To get a sense what the maxent solution might look like, we can discretize the distribution, and do constrained optimization to find a solution. Below is the solution for 20 bins, variance=0.4 and skewness=0.23



I tried various values of positive skewness, and that seems to be a general form -- distribution is 0 for positive x's except for a single spike at largest allowable x, for negative x's there's a Gaussian-like hump.

References:

-- Mathematica notebook, web version
-- Justification of MaxEnt from statistical point of view by Tishby/Tichochinsky

6 comments:

Anonymous said...

Hi!

Im a grad student learning ML for the first time and Im really stuck in a problem.

Im designing a program to detect "what is fashion" in a certain place. For this, I have collected data in this place and have read thru several appraoches (decision trees, candidate elimination etc). However, my data has only "yes" values ie Ive only got postive instances whereas it looks like these algorithms require both positive and negative instances.
Im really stuck up in this problem and I have nowhere to turn to. Can u please suggest an approach or tell me where Ive gone wrong?
Thanks
Shanker

Yaroslav said...

I don't really understand the description, please specify:

1. What type of training data your learner gets (attribute types, etc)
2. What kind of task the learner is expected to execute (what input, what output)

Anonymous said...

Firstly Thanks for your reply.

The question is "What is the fashion in secondlife (the online game)". For this purpose, I logged on to second life and collected data of several people I encountered(about 150 data sets).

1. So the attributes are
Gender - Male/Female
Hair - Bald/Short/Long/Hat
Top - Fullsleeve/Halfsleeve/Tanktop
Topcolor - Black/Brown/Blue

So the different data sets I collected have different combinations of these. I have to divide this into training and testing data.

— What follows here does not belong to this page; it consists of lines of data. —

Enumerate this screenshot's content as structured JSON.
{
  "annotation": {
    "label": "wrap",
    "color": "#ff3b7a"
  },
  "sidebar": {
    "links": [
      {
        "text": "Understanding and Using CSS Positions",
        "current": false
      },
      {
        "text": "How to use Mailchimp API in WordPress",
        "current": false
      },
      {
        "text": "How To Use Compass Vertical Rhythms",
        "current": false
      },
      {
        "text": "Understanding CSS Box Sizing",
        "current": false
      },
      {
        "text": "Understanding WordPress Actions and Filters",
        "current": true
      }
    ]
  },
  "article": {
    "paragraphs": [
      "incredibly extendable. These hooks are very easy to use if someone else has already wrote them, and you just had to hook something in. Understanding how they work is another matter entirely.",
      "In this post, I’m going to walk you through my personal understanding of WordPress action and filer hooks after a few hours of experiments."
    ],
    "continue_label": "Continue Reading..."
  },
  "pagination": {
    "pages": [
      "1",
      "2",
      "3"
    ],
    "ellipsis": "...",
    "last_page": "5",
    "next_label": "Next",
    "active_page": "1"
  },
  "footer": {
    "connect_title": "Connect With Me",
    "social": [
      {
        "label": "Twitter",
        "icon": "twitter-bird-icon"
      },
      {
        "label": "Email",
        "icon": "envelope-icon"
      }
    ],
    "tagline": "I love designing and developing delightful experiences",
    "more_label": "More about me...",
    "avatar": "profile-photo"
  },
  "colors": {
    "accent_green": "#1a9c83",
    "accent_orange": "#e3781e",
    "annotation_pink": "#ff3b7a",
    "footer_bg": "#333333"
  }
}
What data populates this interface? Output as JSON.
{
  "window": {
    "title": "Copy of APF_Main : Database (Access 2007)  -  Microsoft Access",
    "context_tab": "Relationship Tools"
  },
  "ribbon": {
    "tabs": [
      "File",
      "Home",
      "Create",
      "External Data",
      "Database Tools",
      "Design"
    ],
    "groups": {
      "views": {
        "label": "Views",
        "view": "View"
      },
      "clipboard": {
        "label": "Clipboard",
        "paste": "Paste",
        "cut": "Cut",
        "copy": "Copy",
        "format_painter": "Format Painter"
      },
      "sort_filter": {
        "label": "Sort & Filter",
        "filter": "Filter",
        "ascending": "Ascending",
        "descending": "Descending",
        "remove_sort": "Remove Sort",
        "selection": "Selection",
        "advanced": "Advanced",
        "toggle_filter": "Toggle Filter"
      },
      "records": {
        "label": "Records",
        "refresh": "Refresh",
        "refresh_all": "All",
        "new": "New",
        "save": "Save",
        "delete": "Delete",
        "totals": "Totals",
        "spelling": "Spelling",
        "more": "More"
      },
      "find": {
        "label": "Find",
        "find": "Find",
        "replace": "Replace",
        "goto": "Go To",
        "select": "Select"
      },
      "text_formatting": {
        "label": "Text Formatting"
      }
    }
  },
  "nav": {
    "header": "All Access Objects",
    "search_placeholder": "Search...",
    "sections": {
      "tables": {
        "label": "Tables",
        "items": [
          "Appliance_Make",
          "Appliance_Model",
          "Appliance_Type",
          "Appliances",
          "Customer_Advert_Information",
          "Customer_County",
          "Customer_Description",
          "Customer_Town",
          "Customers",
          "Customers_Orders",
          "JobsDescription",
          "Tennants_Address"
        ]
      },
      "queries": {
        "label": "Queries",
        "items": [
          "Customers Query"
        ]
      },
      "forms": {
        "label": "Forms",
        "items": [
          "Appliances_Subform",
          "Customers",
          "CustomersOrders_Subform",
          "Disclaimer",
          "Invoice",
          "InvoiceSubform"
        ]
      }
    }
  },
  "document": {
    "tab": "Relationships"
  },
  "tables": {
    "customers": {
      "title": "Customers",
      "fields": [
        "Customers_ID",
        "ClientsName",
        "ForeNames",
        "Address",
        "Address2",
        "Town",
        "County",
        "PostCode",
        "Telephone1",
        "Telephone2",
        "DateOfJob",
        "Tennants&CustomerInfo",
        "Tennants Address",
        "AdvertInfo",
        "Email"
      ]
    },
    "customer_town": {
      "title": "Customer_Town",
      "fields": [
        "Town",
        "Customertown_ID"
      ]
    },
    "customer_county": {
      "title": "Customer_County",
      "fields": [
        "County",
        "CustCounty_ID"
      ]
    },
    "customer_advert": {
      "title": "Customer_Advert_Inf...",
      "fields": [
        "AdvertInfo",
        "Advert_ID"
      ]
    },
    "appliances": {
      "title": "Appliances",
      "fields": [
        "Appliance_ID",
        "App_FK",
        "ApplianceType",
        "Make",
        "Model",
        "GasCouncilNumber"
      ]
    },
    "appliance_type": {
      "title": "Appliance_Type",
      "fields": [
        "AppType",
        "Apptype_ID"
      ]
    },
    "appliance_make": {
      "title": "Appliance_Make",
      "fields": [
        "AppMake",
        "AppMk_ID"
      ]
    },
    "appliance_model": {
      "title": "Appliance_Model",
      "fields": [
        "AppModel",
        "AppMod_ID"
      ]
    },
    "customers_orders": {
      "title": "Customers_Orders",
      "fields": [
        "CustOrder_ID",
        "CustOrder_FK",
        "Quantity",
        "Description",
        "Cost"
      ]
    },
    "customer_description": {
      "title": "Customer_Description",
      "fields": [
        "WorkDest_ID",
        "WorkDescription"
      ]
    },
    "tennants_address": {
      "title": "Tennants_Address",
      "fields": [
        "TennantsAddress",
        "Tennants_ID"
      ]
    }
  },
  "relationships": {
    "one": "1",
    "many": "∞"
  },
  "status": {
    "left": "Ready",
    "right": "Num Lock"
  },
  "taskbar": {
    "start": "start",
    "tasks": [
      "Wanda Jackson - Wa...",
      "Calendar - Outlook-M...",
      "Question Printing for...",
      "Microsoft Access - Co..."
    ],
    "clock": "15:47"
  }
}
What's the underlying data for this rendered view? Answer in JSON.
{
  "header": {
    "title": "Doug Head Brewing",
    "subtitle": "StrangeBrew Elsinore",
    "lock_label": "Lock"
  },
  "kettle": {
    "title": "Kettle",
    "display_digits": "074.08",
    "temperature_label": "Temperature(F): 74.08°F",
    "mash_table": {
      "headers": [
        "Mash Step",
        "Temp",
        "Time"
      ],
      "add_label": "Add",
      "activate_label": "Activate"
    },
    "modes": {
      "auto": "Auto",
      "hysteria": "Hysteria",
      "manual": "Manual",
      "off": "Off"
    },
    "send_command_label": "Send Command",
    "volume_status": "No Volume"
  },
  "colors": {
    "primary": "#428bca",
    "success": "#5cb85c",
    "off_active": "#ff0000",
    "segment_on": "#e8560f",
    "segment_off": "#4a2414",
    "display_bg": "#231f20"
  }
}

2. Output : Well, the question is what clothes are fashionable, so i expect it has to tell me Yes/No for any testing data.

My problem : I have no negative training instances (examples of 'Not Fashion'). Is it still possible to make a program?
I have learnt Decision trees/candidate elimination/naive bayes. I also have Tom mitchell book.

Yaroslav said...

So you only have examples of fashionable and no examples of unfashionable? It sounds like an unsupervised learning problem. One approach is to learn a distribution over your training data, then test how well it fits test data. IE, take a set of feature functions {f_i}(y)={isFemale(y),isShort(y),...} then fit a distribution of the form p(y)=exp(w.f(y))/Z(w) where w is your vector of adjustable weights. Z(w) is a quantity needed to make your quantity normalize.

For this approach you will need to learn how to fit log-linear models using maximum likelihood to data. Actually you could treat this probability distribution as a conditional random field where "x" variable is the same for every datapoint. There are some good CRF tutorials out there, including a recent one by Sutton/McCallum

Jerry Guern said...

Hey, I see this is an old post, but did you even find the correct answer? You have some very good insights but your answer is not correct. The correct answer is a Gaussian with the desired mean and variance, plus small distant spike. Say the spike is second Gaussian, centered at z, with variance 1/z and weight w*z^-3. In the limit of z->Inf, this spike's contribution to the mean, variance, and entropy of the distribution will vanish, but it will contribute finite w to the skew. Since this pdf already maximizes entropy given the mean/variance constraints, it also maximizes entropy given a third constraint. So that you observed in your simulation wasn't f[x] trying to go to zero; a full minimization algorithm would have pushed your spike out to infinite while fleshing the main mass out into a Gaussian.

But if you are still examining problems like this, please get in touch, because I've been working on these tricky Var Calc issues for a while now.

Jerry Guern said...

I mean did you EVER find the correct answer. Sorry.